Battery state of charge (SOC) is the level of charge of an electric battery relative to its capacity measured as a percentage. SOC is critical information for a vehicle energy management system, and must be accurately estimated to ensure reliable and affordable electrified vehicles (xEV). However, due to the nonlinear temperature, health, and SOC-dependent behavior of Li-ion batteries, SOC estimation is a significant automotive engineering challenge. Traditional approaches to this problem, such as electrochemical models, usually require precise parameters and knowledge of the battery composition, as well as its physical response. In contrast, using a machine learning model is a data-driven approach that requires minimal knowledge of the battery or its nonlinear behavior [1].
This example trains a Gaussian process regression model to predict the state of charge of a vehicle's Li-ion battery, given time series data that represents various features of the battery such as voltage, current, temperature, and average voltage and current (over the last 500 seconds).

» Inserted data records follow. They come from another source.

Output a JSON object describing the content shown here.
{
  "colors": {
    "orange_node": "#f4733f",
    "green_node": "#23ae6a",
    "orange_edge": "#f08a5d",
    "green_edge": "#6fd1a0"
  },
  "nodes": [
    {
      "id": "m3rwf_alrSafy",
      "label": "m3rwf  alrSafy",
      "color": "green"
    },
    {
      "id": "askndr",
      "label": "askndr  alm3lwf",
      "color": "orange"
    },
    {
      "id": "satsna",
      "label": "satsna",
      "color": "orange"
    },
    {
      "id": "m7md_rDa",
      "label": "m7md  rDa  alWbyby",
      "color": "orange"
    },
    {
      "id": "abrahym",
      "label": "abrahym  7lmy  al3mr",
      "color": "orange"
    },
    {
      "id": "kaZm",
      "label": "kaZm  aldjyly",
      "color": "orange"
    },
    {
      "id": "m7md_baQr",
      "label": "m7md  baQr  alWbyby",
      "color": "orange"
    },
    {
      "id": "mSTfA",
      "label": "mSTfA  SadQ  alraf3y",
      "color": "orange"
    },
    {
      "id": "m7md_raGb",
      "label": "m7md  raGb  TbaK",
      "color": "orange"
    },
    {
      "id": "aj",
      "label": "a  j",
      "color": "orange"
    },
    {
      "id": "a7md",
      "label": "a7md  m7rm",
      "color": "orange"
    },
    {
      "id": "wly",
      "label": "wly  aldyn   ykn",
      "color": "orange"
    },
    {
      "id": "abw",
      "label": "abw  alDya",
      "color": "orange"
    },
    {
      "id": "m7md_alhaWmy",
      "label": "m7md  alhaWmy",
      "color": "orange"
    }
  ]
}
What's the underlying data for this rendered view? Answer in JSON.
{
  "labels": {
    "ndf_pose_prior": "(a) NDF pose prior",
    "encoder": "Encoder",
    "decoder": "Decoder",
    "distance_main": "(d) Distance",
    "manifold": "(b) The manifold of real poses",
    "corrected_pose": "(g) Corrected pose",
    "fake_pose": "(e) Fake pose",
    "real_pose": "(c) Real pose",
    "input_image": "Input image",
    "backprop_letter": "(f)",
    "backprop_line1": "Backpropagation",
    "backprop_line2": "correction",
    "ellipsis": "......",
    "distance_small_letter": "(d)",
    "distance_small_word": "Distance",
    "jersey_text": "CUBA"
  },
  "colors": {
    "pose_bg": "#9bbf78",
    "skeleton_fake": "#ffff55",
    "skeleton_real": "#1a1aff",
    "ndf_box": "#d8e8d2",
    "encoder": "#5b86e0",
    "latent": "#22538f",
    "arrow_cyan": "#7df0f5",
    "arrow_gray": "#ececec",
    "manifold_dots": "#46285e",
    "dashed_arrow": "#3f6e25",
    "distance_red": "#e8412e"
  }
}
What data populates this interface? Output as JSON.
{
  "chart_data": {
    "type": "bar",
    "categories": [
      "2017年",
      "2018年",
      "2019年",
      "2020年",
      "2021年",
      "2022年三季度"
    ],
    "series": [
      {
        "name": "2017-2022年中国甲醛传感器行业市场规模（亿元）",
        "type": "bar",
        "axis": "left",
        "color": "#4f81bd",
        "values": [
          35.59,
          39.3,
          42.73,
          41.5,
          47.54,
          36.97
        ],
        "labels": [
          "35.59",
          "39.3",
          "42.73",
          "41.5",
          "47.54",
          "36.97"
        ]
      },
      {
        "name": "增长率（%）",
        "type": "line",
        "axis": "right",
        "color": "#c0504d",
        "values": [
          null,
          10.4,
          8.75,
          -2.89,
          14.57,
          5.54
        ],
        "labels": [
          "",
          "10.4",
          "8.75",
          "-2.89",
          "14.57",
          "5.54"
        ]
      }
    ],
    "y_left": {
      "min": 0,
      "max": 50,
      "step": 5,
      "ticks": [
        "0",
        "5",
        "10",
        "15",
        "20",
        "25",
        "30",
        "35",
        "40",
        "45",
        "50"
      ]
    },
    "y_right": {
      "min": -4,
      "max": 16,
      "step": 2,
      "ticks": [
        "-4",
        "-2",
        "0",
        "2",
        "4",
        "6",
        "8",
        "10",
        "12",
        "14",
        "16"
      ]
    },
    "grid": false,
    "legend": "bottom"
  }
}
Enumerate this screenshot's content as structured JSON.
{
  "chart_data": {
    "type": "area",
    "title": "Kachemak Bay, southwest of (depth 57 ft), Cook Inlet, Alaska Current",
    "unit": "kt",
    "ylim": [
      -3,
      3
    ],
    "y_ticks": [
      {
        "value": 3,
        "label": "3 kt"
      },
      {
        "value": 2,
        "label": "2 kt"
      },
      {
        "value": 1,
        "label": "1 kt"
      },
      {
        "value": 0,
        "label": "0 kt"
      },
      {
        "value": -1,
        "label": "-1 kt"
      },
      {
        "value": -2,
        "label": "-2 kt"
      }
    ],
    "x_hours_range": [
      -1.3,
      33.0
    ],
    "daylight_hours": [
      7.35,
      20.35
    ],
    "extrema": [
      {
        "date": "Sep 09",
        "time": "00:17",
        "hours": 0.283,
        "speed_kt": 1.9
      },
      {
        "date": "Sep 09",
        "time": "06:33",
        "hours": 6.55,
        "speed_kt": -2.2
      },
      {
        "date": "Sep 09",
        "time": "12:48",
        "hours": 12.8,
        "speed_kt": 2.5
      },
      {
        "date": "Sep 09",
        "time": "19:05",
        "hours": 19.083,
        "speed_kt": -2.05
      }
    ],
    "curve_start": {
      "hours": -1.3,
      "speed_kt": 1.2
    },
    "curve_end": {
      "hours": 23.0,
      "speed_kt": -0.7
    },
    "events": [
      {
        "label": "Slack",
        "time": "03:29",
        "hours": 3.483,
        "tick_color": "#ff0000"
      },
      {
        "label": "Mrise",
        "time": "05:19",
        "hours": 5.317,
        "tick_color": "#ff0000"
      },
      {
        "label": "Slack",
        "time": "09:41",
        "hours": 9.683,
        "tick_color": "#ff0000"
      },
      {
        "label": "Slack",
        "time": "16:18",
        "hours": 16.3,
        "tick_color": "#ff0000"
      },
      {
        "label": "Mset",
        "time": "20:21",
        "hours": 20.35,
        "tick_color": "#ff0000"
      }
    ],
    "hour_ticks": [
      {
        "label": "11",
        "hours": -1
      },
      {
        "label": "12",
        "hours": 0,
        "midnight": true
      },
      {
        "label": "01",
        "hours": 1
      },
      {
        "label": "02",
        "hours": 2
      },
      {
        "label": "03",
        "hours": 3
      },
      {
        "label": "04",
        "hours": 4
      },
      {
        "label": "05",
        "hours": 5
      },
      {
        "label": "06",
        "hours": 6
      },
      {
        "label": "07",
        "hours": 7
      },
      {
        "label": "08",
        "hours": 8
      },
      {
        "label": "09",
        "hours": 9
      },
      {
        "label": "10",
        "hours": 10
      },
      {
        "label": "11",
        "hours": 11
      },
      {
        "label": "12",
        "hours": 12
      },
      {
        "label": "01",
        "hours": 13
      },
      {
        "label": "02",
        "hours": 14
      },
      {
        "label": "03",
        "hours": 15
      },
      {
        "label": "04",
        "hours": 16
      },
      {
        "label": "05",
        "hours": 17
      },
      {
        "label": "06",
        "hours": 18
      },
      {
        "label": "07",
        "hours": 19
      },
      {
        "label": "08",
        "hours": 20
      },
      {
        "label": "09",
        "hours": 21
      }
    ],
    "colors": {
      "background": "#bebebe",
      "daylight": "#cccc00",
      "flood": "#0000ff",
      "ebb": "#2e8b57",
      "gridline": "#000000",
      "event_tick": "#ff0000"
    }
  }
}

After training a regression model, you can use it to create a Simulink® model, and then generate HDL code from the Simulink model for deployment. For details, see Deploy Neural Network Regression Model to FPGA/ASIC Platform.
Load Data
Load the batterySOC
data set, which is a subset of the preprocessed data set LG_HG2_Prepared_Dataset_McMasterUniversity_Jan_2020
from [1]. The optional section Download and Prepare Data shows how to download and prepare the data set to create the subset stored in the batterySOC.mat
file.
load("batterySOC.mat")
The data set contains one table of training data (trainData
) and four tables of test data (testDataN10deg
, testData0deg
, testData10deg
, and testData25deg
). The training data is a single sequence of experimental data collected while the battery powered an electric vehicle during driving cycles at four different ambient temperatures, –10, 0, 10, and 25 degrees Celsius. The test data consists of four sequences of experimental data, each collected at one of the same four temperatures. Create a cell array that contains the test data sets.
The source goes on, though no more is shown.